The dimension in kernel PCA should be interpreted differently from that in the finite dimension PCA. It depends on the property of the kernel and its interaction with the input distribution. This is similar to the Rademachar complexity for RKHS function which does not explicitly depend on the dimension of the input data. More specifically, the difficulty level in the kernel case is reflected in the spectrum decay of the covariance operator. By taking into account the spectrum like in [2], one can obtain a more refined analysis of our algorithm and possibly even better convergence rate.

[2] F. Bach. On the Equivalence between Quadrature Rules and Random Features. Technical report, HAL-01118276, 2015.

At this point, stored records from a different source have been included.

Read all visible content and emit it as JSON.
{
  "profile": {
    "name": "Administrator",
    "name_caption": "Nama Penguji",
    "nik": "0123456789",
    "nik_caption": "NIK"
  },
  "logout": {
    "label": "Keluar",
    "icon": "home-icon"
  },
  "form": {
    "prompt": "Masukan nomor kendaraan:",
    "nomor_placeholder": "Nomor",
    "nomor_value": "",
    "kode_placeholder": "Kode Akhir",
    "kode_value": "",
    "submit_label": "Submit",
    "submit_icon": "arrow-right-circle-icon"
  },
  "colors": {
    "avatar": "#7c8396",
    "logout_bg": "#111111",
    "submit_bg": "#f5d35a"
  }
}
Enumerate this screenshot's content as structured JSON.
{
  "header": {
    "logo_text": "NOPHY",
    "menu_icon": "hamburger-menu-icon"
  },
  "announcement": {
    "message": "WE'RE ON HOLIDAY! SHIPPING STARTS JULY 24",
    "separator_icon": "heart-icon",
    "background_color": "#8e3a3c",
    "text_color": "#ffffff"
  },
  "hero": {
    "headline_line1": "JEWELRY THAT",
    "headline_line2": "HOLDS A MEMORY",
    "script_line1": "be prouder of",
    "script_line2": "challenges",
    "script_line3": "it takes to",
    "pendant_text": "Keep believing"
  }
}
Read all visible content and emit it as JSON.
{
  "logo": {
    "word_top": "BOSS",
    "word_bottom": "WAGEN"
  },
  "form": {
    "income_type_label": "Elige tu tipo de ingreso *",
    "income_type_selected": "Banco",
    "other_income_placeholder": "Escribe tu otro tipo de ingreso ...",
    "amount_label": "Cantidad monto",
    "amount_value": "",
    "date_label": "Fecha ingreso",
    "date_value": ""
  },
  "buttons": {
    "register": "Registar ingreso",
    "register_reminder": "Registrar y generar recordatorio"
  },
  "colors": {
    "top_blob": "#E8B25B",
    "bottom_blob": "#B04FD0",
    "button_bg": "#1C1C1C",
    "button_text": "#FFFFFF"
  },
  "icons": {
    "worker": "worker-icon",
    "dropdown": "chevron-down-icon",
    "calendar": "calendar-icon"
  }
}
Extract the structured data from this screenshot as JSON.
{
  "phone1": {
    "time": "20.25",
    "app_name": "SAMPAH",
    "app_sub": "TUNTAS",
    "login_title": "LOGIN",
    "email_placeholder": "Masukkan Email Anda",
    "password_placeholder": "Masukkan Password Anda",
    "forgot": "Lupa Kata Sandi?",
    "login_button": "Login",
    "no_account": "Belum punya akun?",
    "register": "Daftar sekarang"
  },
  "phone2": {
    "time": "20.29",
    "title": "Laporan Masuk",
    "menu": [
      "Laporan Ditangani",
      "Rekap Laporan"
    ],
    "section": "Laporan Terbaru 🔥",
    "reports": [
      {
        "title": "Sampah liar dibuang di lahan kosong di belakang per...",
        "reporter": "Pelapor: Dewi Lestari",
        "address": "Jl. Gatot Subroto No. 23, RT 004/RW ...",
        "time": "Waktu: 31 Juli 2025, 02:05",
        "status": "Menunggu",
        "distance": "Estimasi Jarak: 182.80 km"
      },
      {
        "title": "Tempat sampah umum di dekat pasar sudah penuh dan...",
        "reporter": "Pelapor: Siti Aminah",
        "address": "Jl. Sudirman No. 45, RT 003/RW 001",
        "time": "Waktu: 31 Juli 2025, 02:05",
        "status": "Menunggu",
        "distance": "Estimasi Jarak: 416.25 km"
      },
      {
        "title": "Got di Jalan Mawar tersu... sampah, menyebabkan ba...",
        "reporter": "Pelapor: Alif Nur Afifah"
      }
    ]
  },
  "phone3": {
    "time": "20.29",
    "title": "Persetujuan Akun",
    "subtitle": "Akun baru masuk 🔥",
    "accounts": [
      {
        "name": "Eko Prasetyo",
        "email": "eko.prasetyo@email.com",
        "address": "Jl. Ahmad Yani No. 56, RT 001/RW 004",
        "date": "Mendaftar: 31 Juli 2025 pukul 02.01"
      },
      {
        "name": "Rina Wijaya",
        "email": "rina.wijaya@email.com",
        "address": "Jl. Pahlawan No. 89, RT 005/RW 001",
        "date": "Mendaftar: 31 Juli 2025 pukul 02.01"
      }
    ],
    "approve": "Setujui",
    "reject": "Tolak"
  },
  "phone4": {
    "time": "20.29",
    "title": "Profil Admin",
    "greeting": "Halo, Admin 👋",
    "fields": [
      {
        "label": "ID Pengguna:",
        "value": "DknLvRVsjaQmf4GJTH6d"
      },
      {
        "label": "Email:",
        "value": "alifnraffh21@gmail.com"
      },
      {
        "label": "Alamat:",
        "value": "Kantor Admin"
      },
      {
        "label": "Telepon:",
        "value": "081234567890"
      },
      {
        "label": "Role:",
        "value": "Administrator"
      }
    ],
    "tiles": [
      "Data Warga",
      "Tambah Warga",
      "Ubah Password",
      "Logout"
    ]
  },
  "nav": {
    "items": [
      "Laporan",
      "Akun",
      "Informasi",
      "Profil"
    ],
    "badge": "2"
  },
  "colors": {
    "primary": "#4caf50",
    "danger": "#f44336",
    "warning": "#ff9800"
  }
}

As for the batch size growing with log(t), it comes from a union bound over the probability that the mini-batch update fails to be estimated up to constant error for all t iterations. It could be an artifact of the analysis. In practice, we observe that it has little negative effect by using a fixed batch size. In the experiments, we often take batch sizes to be as large as hundreds or thousands. It is likely in these cases, the conditions needed in the theory are already satisfied.

Review 4, 5, 6:

First, we would like to clarify the difference between the current paper and the convex version [6]. Although the algorithmic procedures appear similar, the analysis for the convex case do not easily translate to the eigenvalue problems. More specifically, the nonlinear component analysis involves additional challenges:

I. We prove the convergence rate for a non-convex problem, which requires making use of the special structures of the eigenvalue problem. Such structure is very different from the convex case.

II. Orthogonality constraints for the components are challenging to enforce in the large scale kernel case, as a result Gram-Schmidt orthogonalization is not applicable here. Instead, we use a Lagrangian multiplier approach, for which we show that it gradually enforces the constraints.

III. We analyze the convergence of principle angles between subspaces which are novel and not present in the convex case.

IV. We have identified the relation between the batch size, the eigen-gap, and iteration number, which are novel and not present in the convex case.

As for regenerating the random features, one only needs to remember the seed for the random number generator.